- Born: 28 May 1927 Annan, Scotland
- Died: 30 November 2009 (aged 82) Cumbria, England
- Education: Carlisle Grammar School Guy's Hospital Medical School
- Occupation: Surgeon
- Known for: Presidency Royal College of Surgeons of Edinburgh
- Medical career
- Profession: General surgeon
- Institutions: Royal Surrey County Hospital
- Sub-specialties: Breast surgery
- Research: Screening for breast cancer

= Patrick Stewart Boulter =

British general surgeon, who later specialised in breast surgery

Patrick Stewart Boulter FRCS, FRCSEd (28 May 1927 – 30 November 2009) was a general surgeon in Guildford, England. He developed a sub-speciality interest in breast surgery and was one of the pioneers in the UK of screening for breast cancer. He served as president of the Royal College of Surgeons of Edinburgh from 1991 to 1994.

== Early life ==
He was born in 1927 in Annan, Dumfriesshire, Scotland, His father Frederick Charles Boulter was a civil engineer, and his mother was Flora Victoria (née Black). He was educated initially at King’s College School, Wimbledon. When his parents moved to Carlisle he attended Carlisle Grammar School, which had close links to Carlisle Cathedral and subsequently became Trinity School. While at school he developed a love of the outdoors and walking, hill climbing and mountaineering were to become pastimes which he continued to enjoy for the rest of his life. His decision to study medicine was influenced by a visit to the operating theatre in the local hospital. He began medical studies at Guy's Hospital Medical School but these were interrupted when he was called up for National Service, with the King's Own Scottish Borderers. Because of his medical connections he was seconded to the Royal Army Medical Corps working in the operating department, mainly in Colchester Hospital in Essex. While waiting to return to his medical studies at Guy's, he worked at the Cumberland Infirmary, Carlisle, where his admiration for the surgeon Bill McKechnie decided him to pursue a career in surgery. After completing his studies in London, in 1955 he graduated MB BS with honours in both medicine and surgery and won both the University of London gold medal and the Royal College of Surgeons of England Handcock prize.

== Surgical career ==
After house officer posts at Guy's Hospital he became a lecturer in anatomy at Guy’s l Medical School. He became a Fellow of the Royal Colleges of England and Edinburgh in 1958. His surgical training was at the Middlesex Hospital and Guy’s Hospital training under Sir Hedley Atkins. He became a consultant general surgeon at the Royal Surrey County Hospital, Guildford in 1962 developing a sub-speciality interest in endocrinology and breast cancer. His unit pioneered a screening programme for breast cancer in south-west Surrey in 1978, which became known as the Guildford Breast Screening Project. This involved recruiting around 100 volunteers to encourage women to participate. In 1983 they reported the results on over 24,000 women who took part. The Guildford centre was one of seven that took part in the first major multicentre UK trial of screening for breast cancer. The results of this trial were an important part of the evidence presented in the Forrest Report (1986) which led to the setting up of the UK national breast cancer screening programme 1988, the first such national breast screening programme in the world.

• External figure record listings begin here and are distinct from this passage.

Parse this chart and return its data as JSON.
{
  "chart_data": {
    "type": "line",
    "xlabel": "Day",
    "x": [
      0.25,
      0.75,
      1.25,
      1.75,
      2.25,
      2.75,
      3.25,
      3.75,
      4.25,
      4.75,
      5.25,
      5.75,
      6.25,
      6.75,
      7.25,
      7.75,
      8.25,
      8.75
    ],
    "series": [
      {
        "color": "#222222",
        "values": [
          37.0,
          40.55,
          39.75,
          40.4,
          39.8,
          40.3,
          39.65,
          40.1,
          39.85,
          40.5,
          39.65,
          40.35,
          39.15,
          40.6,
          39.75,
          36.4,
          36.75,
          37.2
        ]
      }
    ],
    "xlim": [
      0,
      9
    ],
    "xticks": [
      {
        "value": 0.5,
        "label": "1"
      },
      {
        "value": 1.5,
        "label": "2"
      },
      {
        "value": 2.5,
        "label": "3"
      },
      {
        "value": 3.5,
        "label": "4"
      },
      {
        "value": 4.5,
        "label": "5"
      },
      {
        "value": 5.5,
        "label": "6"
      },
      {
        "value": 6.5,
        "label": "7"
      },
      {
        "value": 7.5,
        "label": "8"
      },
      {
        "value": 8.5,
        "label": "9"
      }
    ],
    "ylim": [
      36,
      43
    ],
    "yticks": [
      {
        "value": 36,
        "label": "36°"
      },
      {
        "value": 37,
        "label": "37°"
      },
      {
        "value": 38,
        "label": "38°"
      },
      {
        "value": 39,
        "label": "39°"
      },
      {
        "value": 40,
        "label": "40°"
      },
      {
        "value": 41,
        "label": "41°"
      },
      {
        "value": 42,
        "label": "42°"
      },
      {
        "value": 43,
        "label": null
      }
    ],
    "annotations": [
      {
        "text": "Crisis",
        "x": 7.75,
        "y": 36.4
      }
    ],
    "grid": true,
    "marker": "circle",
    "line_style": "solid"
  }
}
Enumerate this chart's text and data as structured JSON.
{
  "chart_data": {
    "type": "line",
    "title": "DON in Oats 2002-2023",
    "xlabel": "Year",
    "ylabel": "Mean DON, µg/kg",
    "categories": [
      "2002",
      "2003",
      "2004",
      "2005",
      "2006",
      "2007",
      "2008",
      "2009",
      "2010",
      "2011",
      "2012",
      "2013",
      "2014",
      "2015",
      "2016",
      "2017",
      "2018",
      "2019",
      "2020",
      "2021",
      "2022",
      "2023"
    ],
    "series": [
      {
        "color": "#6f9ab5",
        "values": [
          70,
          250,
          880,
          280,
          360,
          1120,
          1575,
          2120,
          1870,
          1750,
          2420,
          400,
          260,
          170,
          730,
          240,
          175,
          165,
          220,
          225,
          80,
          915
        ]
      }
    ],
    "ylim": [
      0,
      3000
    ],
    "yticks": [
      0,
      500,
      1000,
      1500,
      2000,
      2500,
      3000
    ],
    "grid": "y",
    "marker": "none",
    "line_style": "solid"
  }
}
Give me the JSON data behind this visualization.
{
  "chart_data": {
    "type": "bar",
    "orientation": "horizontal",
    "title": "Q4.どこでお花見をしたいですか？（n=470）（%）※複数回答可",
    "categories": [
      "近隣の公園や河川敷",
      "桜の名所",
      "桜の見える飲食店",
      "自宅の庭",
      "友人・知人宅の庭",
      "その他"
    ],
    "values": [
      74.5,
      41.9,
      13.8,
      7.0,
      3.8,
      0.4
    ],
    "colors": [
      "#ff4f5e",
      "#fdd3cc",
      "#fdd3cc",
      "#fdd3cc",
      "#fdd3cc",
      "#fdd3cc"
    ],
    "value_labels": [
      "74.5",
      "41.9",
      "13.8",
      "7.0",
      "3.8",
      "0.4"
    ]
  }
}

Boulter took a particular interest in training young surgeons not only from Britain but from around the world. He was a prime mover in the establishment of the Guildford Postgraduate Centre which opened in 1964.

== Honours and awards ==
He was made honorary professor in surgical science at the University of Surrey at Guildford. The university awarded him the honorary degree of doctor of the university (D Univ) in 1996. He was awarded honorary fellowships by the Royal Australasian College of Surgeons, the Royal College of Surgeons in Ireland, and the South African and Hong Kong College of Surgeons.

== Family ==
He married Patricia Mary Eckersley (née Barlow) in 1946. They had two daughters, Jennifer and Anne.
 He retired to the Lake District, close to Penrith, where he died on 30 November 2009.